Working with Yandex Data Processing templates
Yandex Data Processing templates let you preset a cluster's configuration for your project and make it easier to deploy temporary clusters. You can find a list of templates on the project page under Project resources → Yandex Data Processing, the Shared tab.
To use Yandex Data Processing clusters, specify the following parameters in your project settings:
-
Default folder for integrating with other Yandex Cloud services. A Yandex Data Processing cluster will be deployed in this folder based on the current cloud quotas. A fee for using the cluster will be debited from your cloud billing account.
-
Service account DataSphere will use for creating and managing clusters. The service account needs the following roles:
dataproc.agent
to use Yandex Data Processing clusters.dataproc.admin
to create clusters from Yandex Data Processing templates.vpc.user
to use the Yandex Data Processing cluster network.iam.serviceAccounts.user
to create resources in the folder on behalf of the service account.
-
Subnet for DataSphere to communicate with the Yandex Data Processing cluster. Since the Yandex Data Processing cluster needs to access the internet, make sure to configure a NAT gateway in the subnet.
Note
If you specified a subnet in the project settings, the time to allocate computing resources may be increased.
Warning
The Yandex Data Processing persistent cluster must have the livy:livy.spark.deploy-mode : client
setting.
Creating a Yandex Data Processing template
-
Select the relevant project in your community or on the DataSphere homepage
in the Recent projects tab. -
Under Project resources, click
Yandex Data Processing. -
Click Create template.
-
In the Template name field, enter a name for the template. The naming requirements are as follows:
- The name must be from 2 to 63 characters long.
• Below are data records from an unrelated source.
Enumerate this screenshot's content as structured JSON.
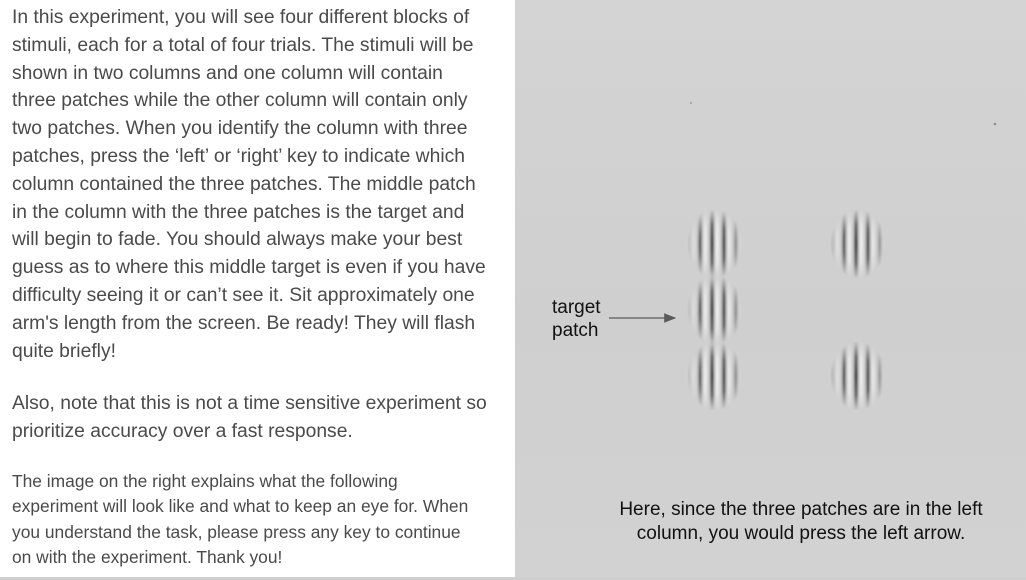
{
  "instructions": {
    "main_text": "In this experiment, you will see four different blocks of\nstimuli, each for a total of four trials. The stimuli will be\nshown in two columns and one column will contain\nthree patches while the other column will contain only\ntwo patches. When you identify the column with three\npatches, press the ‘left’ or ‘right’ key to indicate which\ncolumn contained the three patches. The middle patch\nin the column with the three patches is the target and\nwill begin to fade. You should always make your best\nguess as to where this middle target is even if you have\ndifficulty seeing it or can’t see it. Sit approximately one\narm's length from the screen. Be ready!  They will flash\nquite briefly!",
    "note_text": "Also, note that this is not a time sensitive experiment so\nprioritize accuracy over a fast response.",
    "image_explanation_text": "The image on the right explains what the following\nexperiment will look like and what to keep an eye for. When\nyou understand the task, please press any key to continue\non with the experiment. Thank you!"
  },
  "example_image": {
    "target_label": "target\npatch",
    "caption": "Here, since the three patches are in the left\ncolumn, you would press the left arrow.",
    "left_column_patch_count": 3,
    "right_column_patch_count": 2
  }
}
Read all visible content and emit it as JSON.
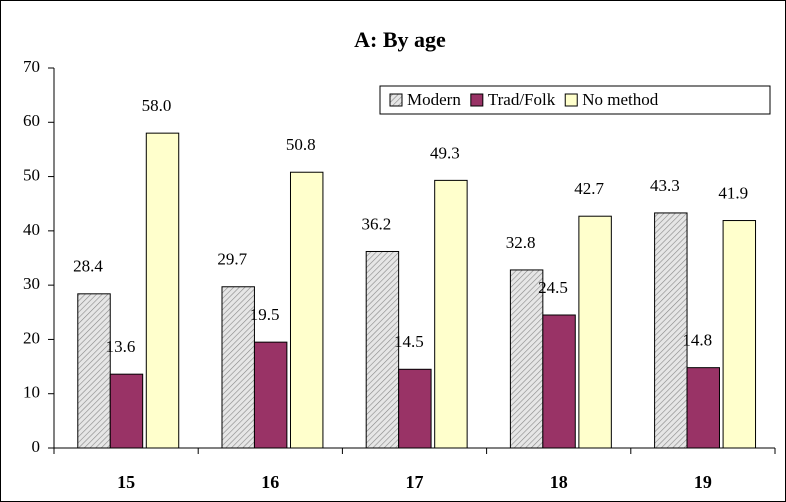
{
  "chart_data": {
    "type": "bar",
    "title": "A: By age",
    "categories": [
      "15",
      "16",
      "17",
      "18",
      "19"
    ],
    "series": [
      {
        "name": "Modern",
        "color": "#d9d9d9",
        "values": [
          28.4,
          29.7,
          36.2,
          32.8,
          43.3
        ],
        "value_labels": [
          "28.4",
          "29.7",
          "36.2",
          "32.8",
          "43.3"
        ]
      },
      {
        "name": "Trad/Folk",
        "color": "#993366",
        "values": [
          13.6,
          19.5,
          14.5,
          24.5,
          14.8
        ],
        "value_labels": [
          "13.6",
          "19.5",
          "14.5",
          "24.5",
          "14.8"
        ]
      },
      {
        "name": "No method",
        "color": "#ffffcc",
        "values": [
          58.0,
          50.8,
          49.3,
          42.7,
          41.9
        ],
        "value_labels": [
          "58.0",
          "50.8",
          "49.3",
          "42.7",
          "41.9"
        ]
      }
    ],
    "ylim": [
      0,
      70
    ],
    "yticks": [
      0,
      10,
      20,
      30,
      40,
      50,
      60,
      70
    ],
    "legend": "top-right",
    "grid": false
  }
}
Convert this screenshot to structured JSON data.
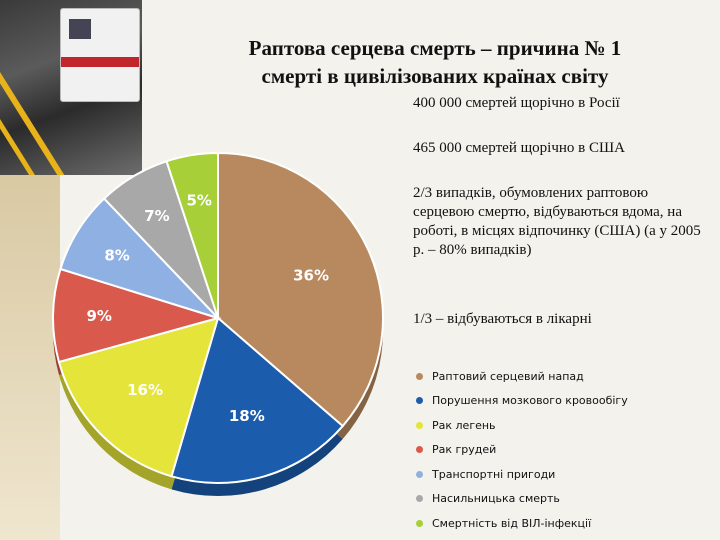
{
  "title": {
    "line1": "Раптова серцева смерть – причина № 1",
    "line2": "смерті в цивілізованих країнах світу"
  },
  "facts": [
    "400 000 смертей щорічно в Росії",
    "465 000 смертей щорічно в США",
    "2/3 випадків, обумовлених раптовою серцевою смертю, відбуваються вдома, на роботі, в місцях відпочинку (США) (а у 2005 р. – 80% випадків)",
    "1/3 – відбуваються в лікарні"
  ],
  "chart_data": {
    "type": "pie",
    "title": "",
    "slices": [
      {
        "name": "Раптовий серцевий напад",
        "value": 36,
        "label": "36%",
        "color": "#b8895e"
      },
      {
        "name": "Порушення мозкового кровообігу",
        "value": 18,
        "label": "18%",
        "color": "#1c5cac"
      },
      {
        "name": "Рак легень",
        "value": 16,
        "label": "16%",
        "color": "#e4e43a"
      },
      {
        "name": "Рак грудей",
        "value": 9,
        "label": "9%",
        "color": "#d95a4c"
      },
      {
        "name": "Транспортні пригоди",
        "value": 8,
        "label": "8%",
        "color": "#8fb0e2"
      },
      {
        "name": "Насильницька смерть",
        "value": 7,
        "label": "7%",
        "color": "#a8a8a8"
      },
      {
        "name": "Смертність від ВІЛ-інфекції",
        "value": 5,
        "label": "5%",
        "color": "#a6cf38"
      }
    ],
    "legend_placement": "bottom-right"
  }
}
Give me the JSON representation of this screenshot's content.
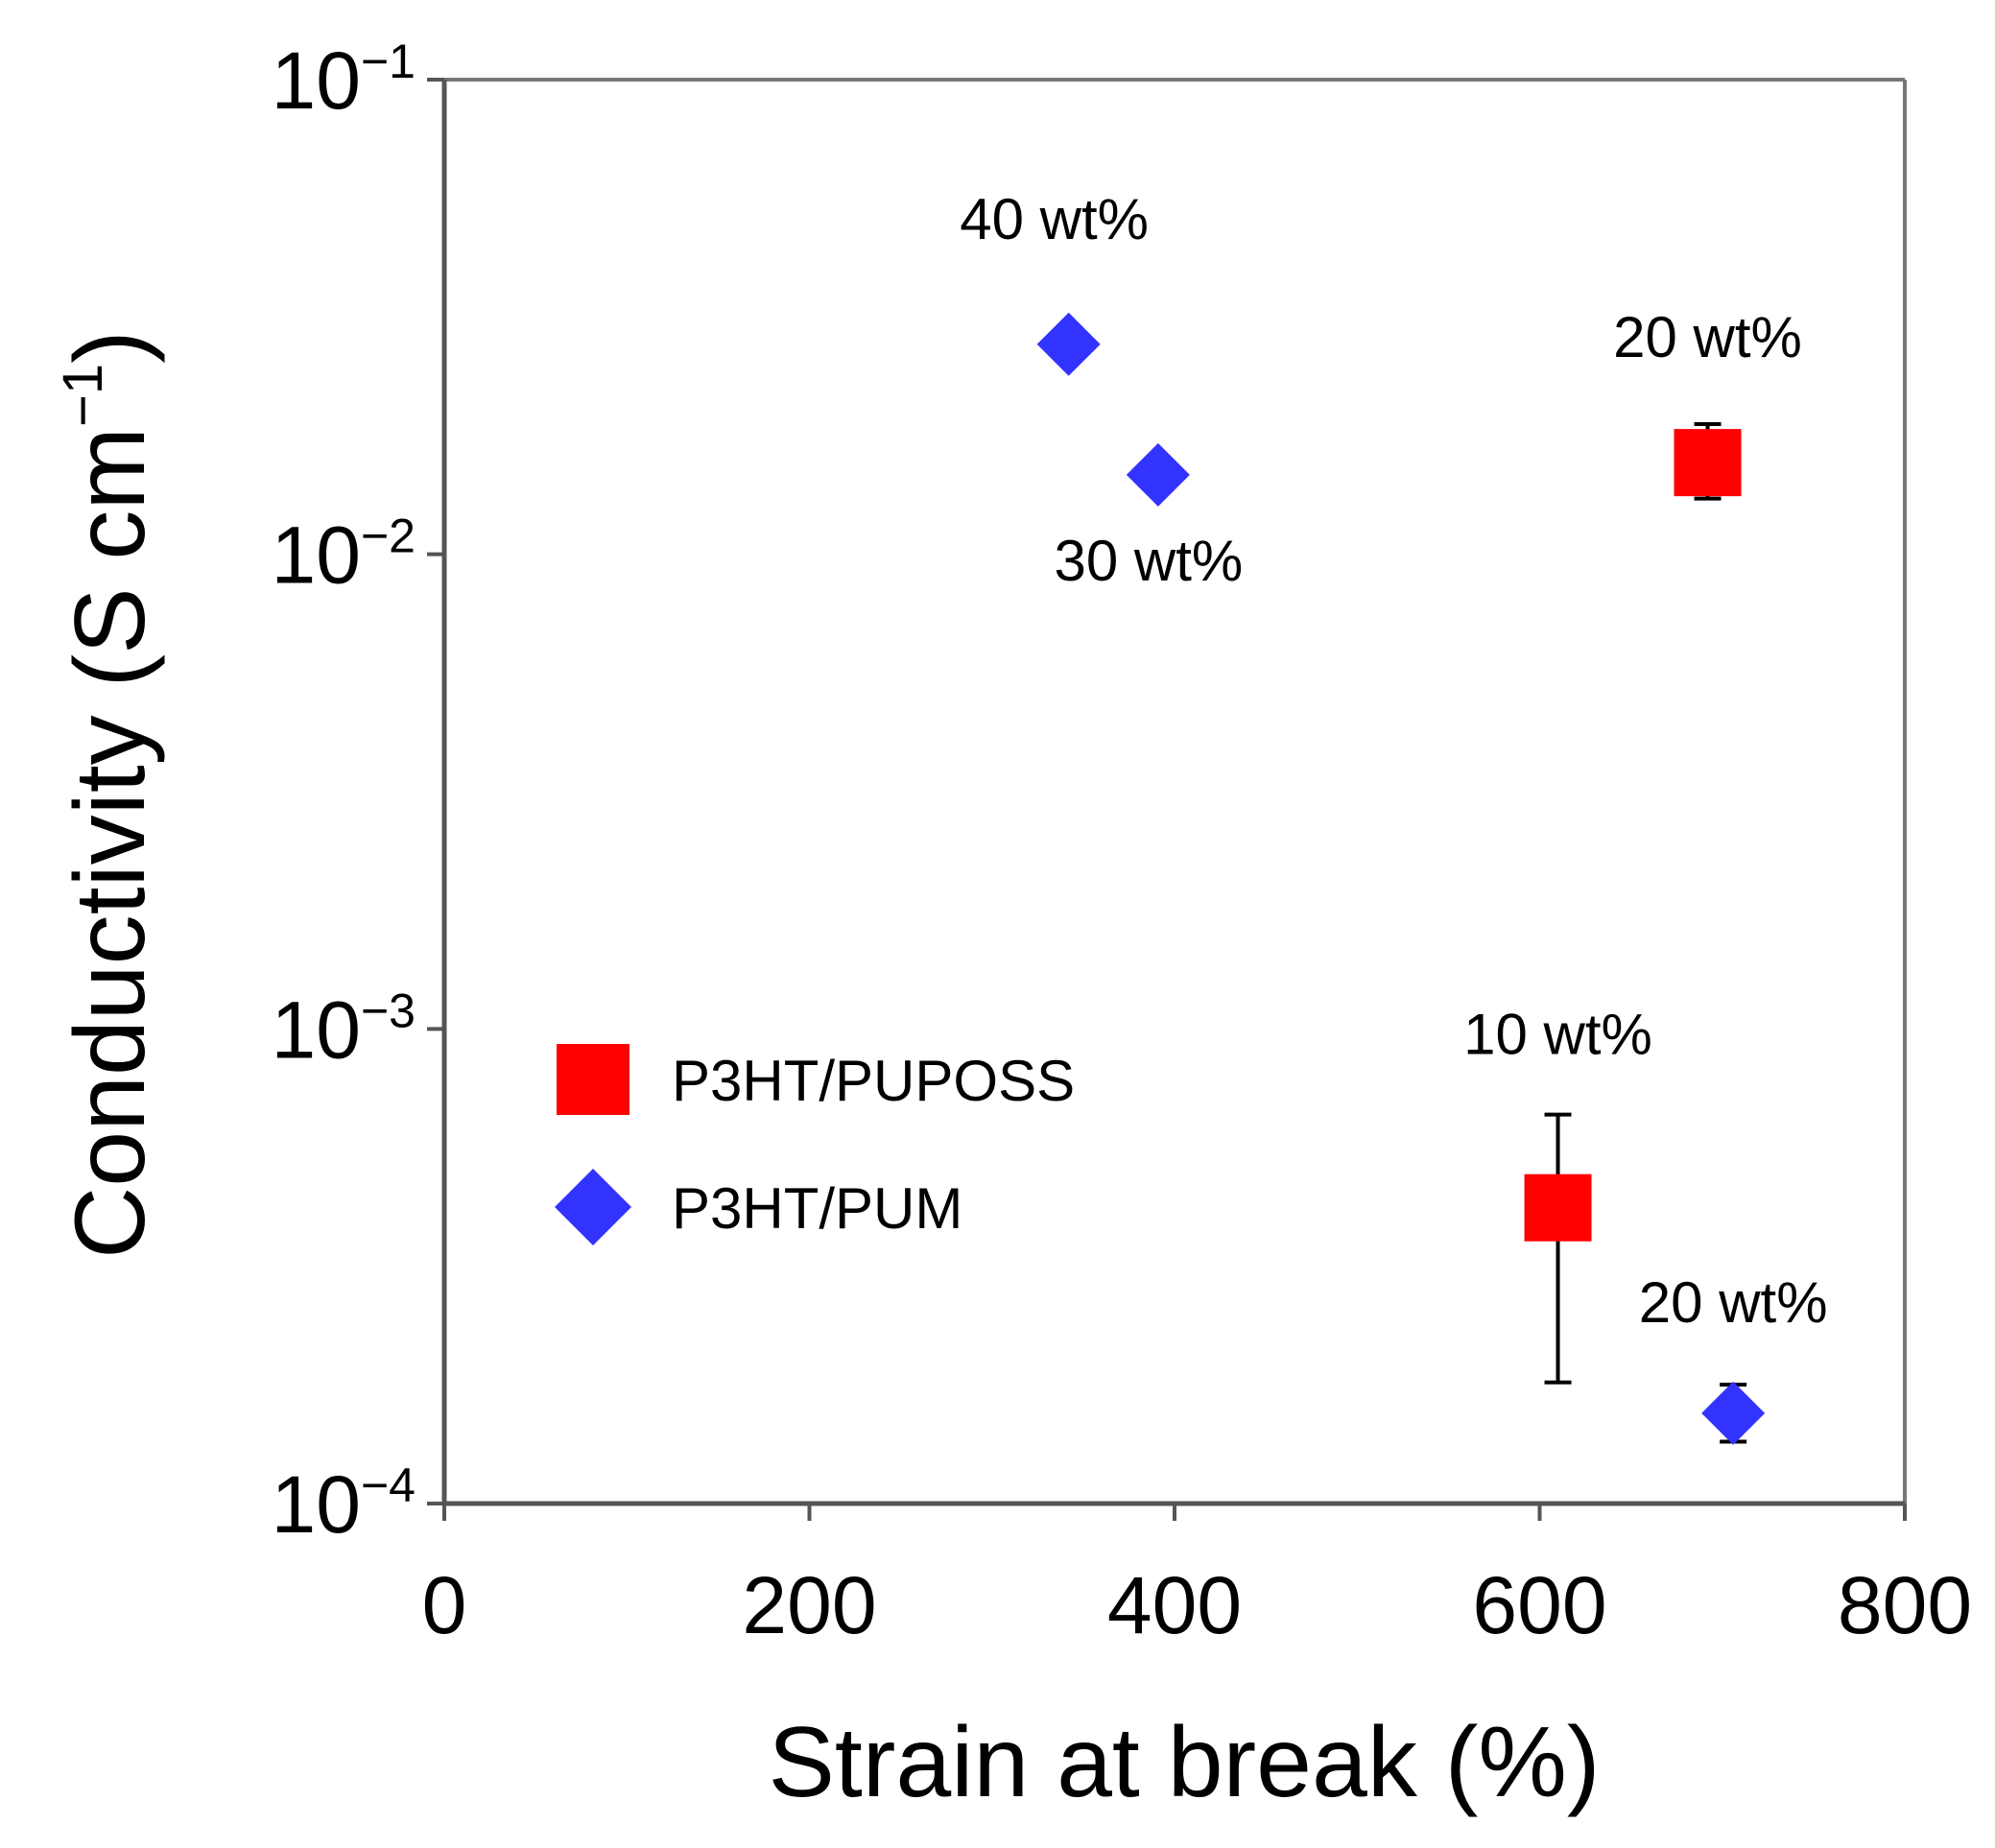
{
  "chart_data": {
    "type": "scatter",
    "title": "",
    "xlabel": "Strain at break (%)",
    "ylabel_main": "Conductivity  (S cm",
    "ylabel_sup": "−1",
    "ylabel_close": ")",
    "xlim": [
      0,
      800
    ],
    "ylim": [
      0.0001,
      0.1
    ],
    "yscale": "log",
    "x_ticks": [
      {
        "value": 0,
        "label": "0"
      },
      {
        "value": 200,
        "label": "200"
      },
      {
        "value": 400,
        "label": "400"
      },
      {
        "value": 600,
        "label": "600"
      },
      {
        "value": 800,
        "label": "800"
      }
    ],
    "y_ticks": [
      {
        "value": 0.1,
        "base": "10",
        "exp": "−1"
      },
      {
        "value": 0.01,
        "base": "10",
        "exp": "−2"
      },
      {
        "value": 0.001,
        "base": "10",
        "exp": "−3"
      },
      {
        "value": 0.0001,
        "base": "10",
        "exp": "−4"
      }
    ],
    "legend_position": "center-left",
    "series": [
      {
        "name": "P3HT/PUPOSS",
        "marker": "square",
        "color": "#ff0000",
        "points": [
          {
            "x": 610,
            "y": 0.00042,
            "err_low": 0.00018,
            "err_high": 0.00066,
            "label": "10 wt%"
          },
          {
            "x": 692,
            "y": 0.0156,
            "err_low": 0.0131,
            "err_high": 0.0188,
            "label": "20 wt%"
          }
        ]
      },
      {
        "name": "P3HT/PUM",
        "marker": "diamond",
        "color": "#3333ff",
        "points": [
          {
            "x": 342,
            "y": 0.0277,
            "label": "40 wt%"
          },
          {
            "x": 391,
            "y": 0.0147,
            "label": "30 wt%"
          },
          {
            "x": 706,
            "y": 0.000155,
            "err_low": 0.000135,
            "err_high": 0.000178,
            "label": "20 wt%"
          }
        ]
      }
    ]
  }
}
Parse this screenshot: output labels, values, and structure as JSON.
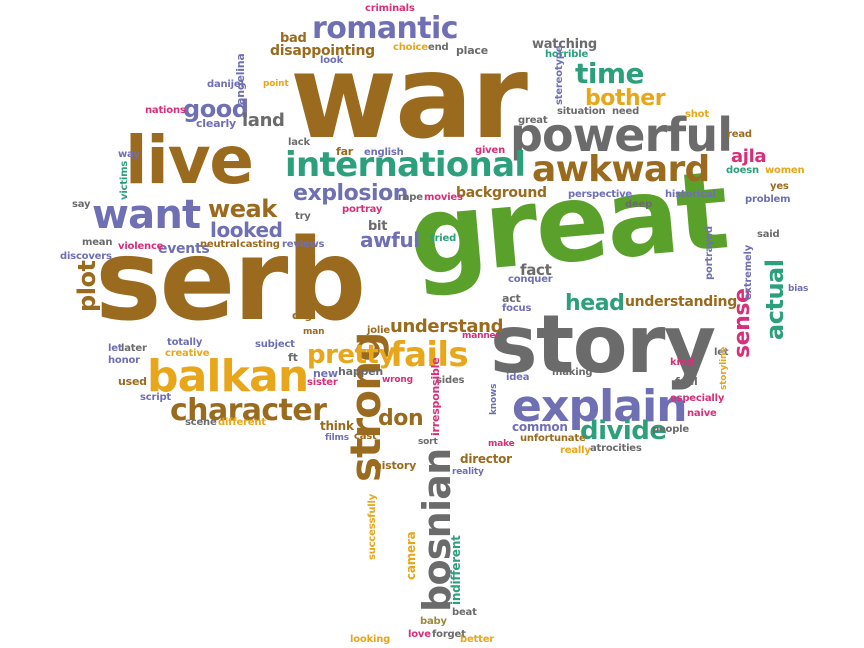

- It may contain lowercase Latin letters, numbers, and hyphens.
- The first character must be a letter and the last character cannot be a hyphen.
-
Click Create. You will see a page with detailed info on the template you created.
Activating a Yandex Data Processing template
-
Select the relevant project in your community or on the DataSphere homepage
in the Recent projects tab. - Under Project resources, click Yandex Data Processing.
- Click
next to the template you need and select Activate.
The system will create a cluster based on the activated Yandex Data Processing template when you run your project in the IDE.
Sharing a Yandex Data Processing template
-
Select the relevant project in your community or on the DataSphere homepage
in the Recent projects tab. - Under Project resources, click Yandex Data Processing.
- Select the template from the list.
- Go to the Access tab.
- Enable the visibility option next to the name of the community you want to share the template in.
To make a template available for use in a different project, the project admin needs to add it on the Shared tab.
Editing a template
You can only change the name of an existing template. To update the configuration, recreate the template.
-
Select the relevant project in your community or on the DataSphere homepage
in the Recent projects tab. - Under Project resources, click Yandex Data Processing.
- Select the template from the list, click
, and select Edit. - Edit the name and click Save.
Deleting a Yandex Data Processing template
-
Select the relevant project in your community or on the DataSphere homepage
in the Recent projects tab. -
Under Project resources, click
Yandex Data Processing. -
In the list, select the template you want to delete.
-
Click
and select Delete. -
Click Confirm.
Warning
The actual deletion of resources can take up to 72 hours.